Here are some tips on how to maximize your benefits when using a foam roller.
- Do not roll out your lower back. You jam the joints in your low back if you roll out this area, so instead use the foam roller around on the legs, hips, and glutes to release the tension in the muscles that connect to the lower back.
- Support your Spine. Do not flop like a dead fish on top of the foam roller. You need to support yourself at all times so you don’t put your spine in a vulnerable position.

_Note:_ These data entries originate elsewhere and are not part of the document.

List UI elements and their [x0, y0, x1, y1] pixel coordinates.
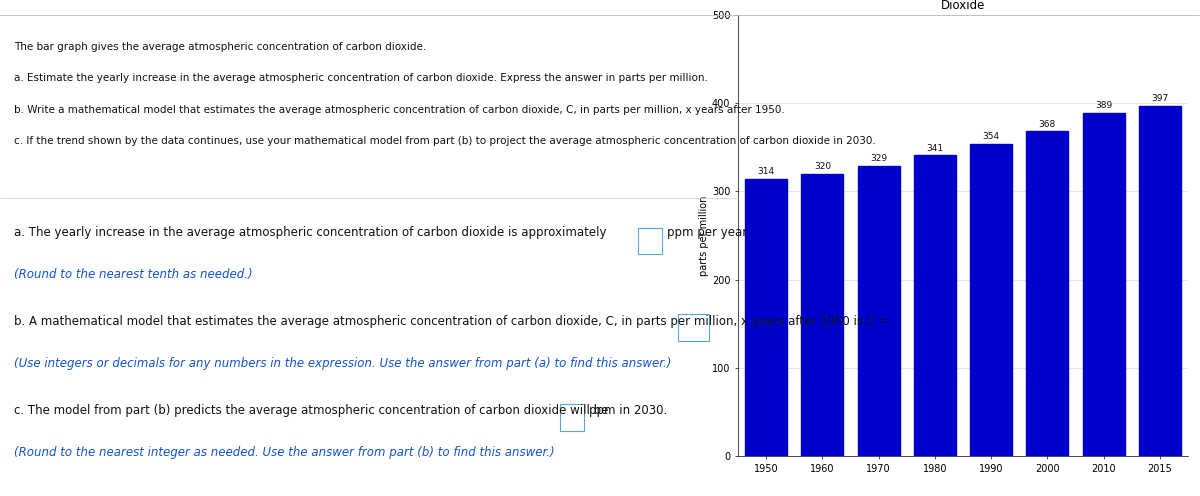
Text: 397: 397	[1151, 94, 1169, 103]
Bar	[1026, 131, 1068, 456]
Title: Average Atmospheric Concentration of Carbon
Dioxide: Average Atmospheric Concentration of Car…	[826, 0, 1100, 12]
Bar	[858, 166, 900, 456]
Text: (Round to the nearest tenth as needed.): (Round to the nearest tenth as needed.)	[14, 268, 253, 281]
Text: a. Estimate the yearly increase in the average atmospheric concentration of carb: a. Estimate the yearly increase in the a…	[14, 73, 708, 83]
Bar	[1139, 106, 1181, 456]
Text: (Round to the nearest integer as needed. Use the answer from part (b) to find th: (Round to the nearest integer as needed.…	[14, 446, 556, 459]
Text: 329: 329	[870, 154, 887, 163]
Bar	[913, 155, 956, 456]
Text: ppm per year.: ppm per year.	[667, 226, 750, 239]
Text: b. Write a mathematical model that estimates the average atmospheric concentrati: b. Write a mathematical model that estim…	[14, 105, 785, 115]
Bar	[1082, 113, 1124, 456]
Bar	[970, 144, 1013, 456]
Text: 389: 389	[1096, 101, 1112, 110]
Bar	[745, 179, 787, 456]
Text: 314: 314	[757, 168, 775, 177]
Text: ppm in 2030.: ppm in 2030.	[589, 404, 667, 417]
Text: 320: 320	[814, 162, 830, 171]
Text: a. The yearly increase in the average atmospheric concentration of carbon dioxid: a. The yearly increase in the average at…	[14, 226, 607, 239]
Bar	[802, 174, 844, 456]
Text: c. The model from part (b) predicts the average atmospheric concentration of car: c. The model from part (b) predicts the …	[14, 404, 608, 417]
Text: 354: 354	[983, 132, 1000, 141]
Y-axis label: parts per million: parts per million	[700, 195, 709, 276]
Text: b. A mathematical model that estimates the average atmospheric concentration of : b. A mathematical model that estimates t…	[14, 315, 889, 328]
Text: The bar graph gives the average atmospheric concentration of carbon dioxide.: The bar graph gives the average atmosphe…	[14, 42, 427, 52]
Text: 368: 368	[1039, 120, 1056, 129]
Text: c. If the trend shown by the data continues, use your mathematical model from pa: c. If the trend shown by the data contin…	[14, 136, 876, 146]
Text: (Use integers or decimals for any numbers in the expression. Use the answer from: (Use integers or decimals for any number…	[14, 357, 672, 370]
Text: 341: 341	[926, 144, 943, 153]
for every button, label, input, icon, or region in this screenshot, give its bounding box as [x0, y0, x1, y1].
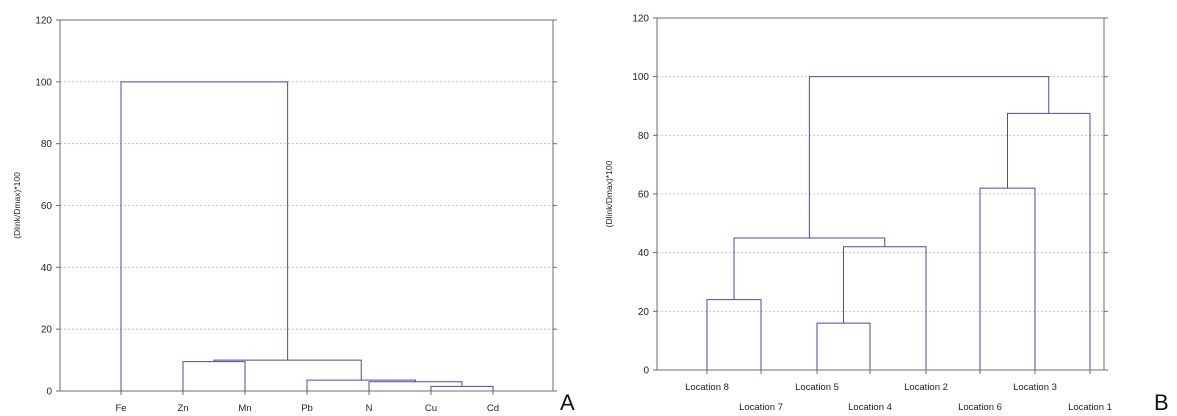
y-tick-label: 60 [41, 201, 53, 212]
leaf-label: Location 5 [795, 382, 839, 393]
leaf-label: Zn [177, 403, 188, 414]
y-tick-label: 120 [35, 16, 52, 27]
leaf-label: Location 6 [958, 402, 1002, 413]
y-tick-label: 20 [41, 325, 53, 336]
y-tick-label: 40 [638, 248, 650, 259]
dendrogram-panel-a: 0 20 40 60 80 100 120 (Dlink/Dmax)*100 Fe Zn Mn Pb N… [12, 16, 575, 416]
dendrogram-link [843, 246, 927, 370]
y-tick-label: 40 [41, 263, 53, 274]
leaf-label: N [366, 403, 373, 414]
leaf-label: Location 2 [904, 382, 948, 393]
dendrogram-link [808, 76, 1050, 238]
leaf-label: Cu [425, 403, 437, 414]
y-axis-title: (Dlink/Dmax)*100 [604, 160, 614, 227]
leaf-label: Location 3 [1013, 382, 1057, 393]
dendrogram-link [706, 299, 762, 370]
y-tick-label: 0 [46, 387, 52, 398]
plot-frame [656, 17, 1105, 371]
leaf-label: Location 1 [1068, 402, 1112, 413]
leaf-label: Pb [301, 403, 313, 414]
leaf-label: Location 4 [848, 402, 892, 413]
dendrogram-link [1007, 112, 1091, 370]
dendrogram-link [213, 359, 362, 381]
y-axis-title: (Dlink/Dmax)*100 [12, 172, 22, 239]
dendrogram-panel-b: 0 20 40 60 80 100 120 (Dlink/Dmax)*100 Location … [604, 14, 1169, 416]
y-tick-label: 100 [35, 77, 52, 88]
panel-letter: B [1154, 390, 1169, 415]
dendrogram-link [120, 81, 289, 391]
y-tick-label: 80 [638, 131, 650, 142]
y-tick-label: 20 [638, 307, 650, 318]
leaf-label: Location 7 [739, 402, 783, 413]
y-tick-label: 0 [643, 366, 649, 377]
y-tick-label: 60 [638, 190, 650, 201]
dendrogram-link [816, 322, 871, 370]
y-tick-label: 80 [41, 139, 53, 150]
y-tick-label: 120 [632, 14, 649, 25]
panel-letter: A [560, 390, 575, 415]
dendrogram-link [430, 385, 494, 391]
dendrogram-link [182, 361, 246, 391]
leaf-label: Mn [238, 403, 251, 414]
leaf-label: Location 8 [685, 382, 729, 393]
y-tick-label: 100 [632, 72, 649, 83]
dendrogram-link [979, 187, 1036, 370]
leaf-label: Fe [115, 403, 126, 414]
leaf-label: Cd [487, 403, 499, 414]
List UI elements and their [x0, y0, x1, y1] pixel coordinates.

- Roll SLOWLY. If you roll too fast your muscles will guard instead of being relaxed, and you won’t be able to compress and eliminate the trigger points and adhesions. Move slowly in painful areas and be mindful of what you’re feeling.
- Don’t stay in one spot for too long. Although you feel tension or pain in one part of your body, it could be resulting from imbalances in other parts of your body. Look for places on your body you haven’t rolled yet and make sure you get the whole circumference of your legs.
- When to Roll. Using a foam roller should be the first part of your warm up, before static stretching or even a light jog. Try and target all areas of your body to act just like a pre-warm up massage. Another quick session is beneficial after your work out to help remove the buildup of lactic acid.
- New areas to roll. It will be painful the first couple times you roll out a new area, but as long as it’s that “hurts so good” type of pain and not a sharp shooting or intense pain, go ahead and try these new areas. Rolling all the way up your iliac crest, which is the area on the side of your thigh all the way up the the level of your belly button. Some other areas are the backside of your armpit with your arm raised behind your head, or on the inside of your thigh.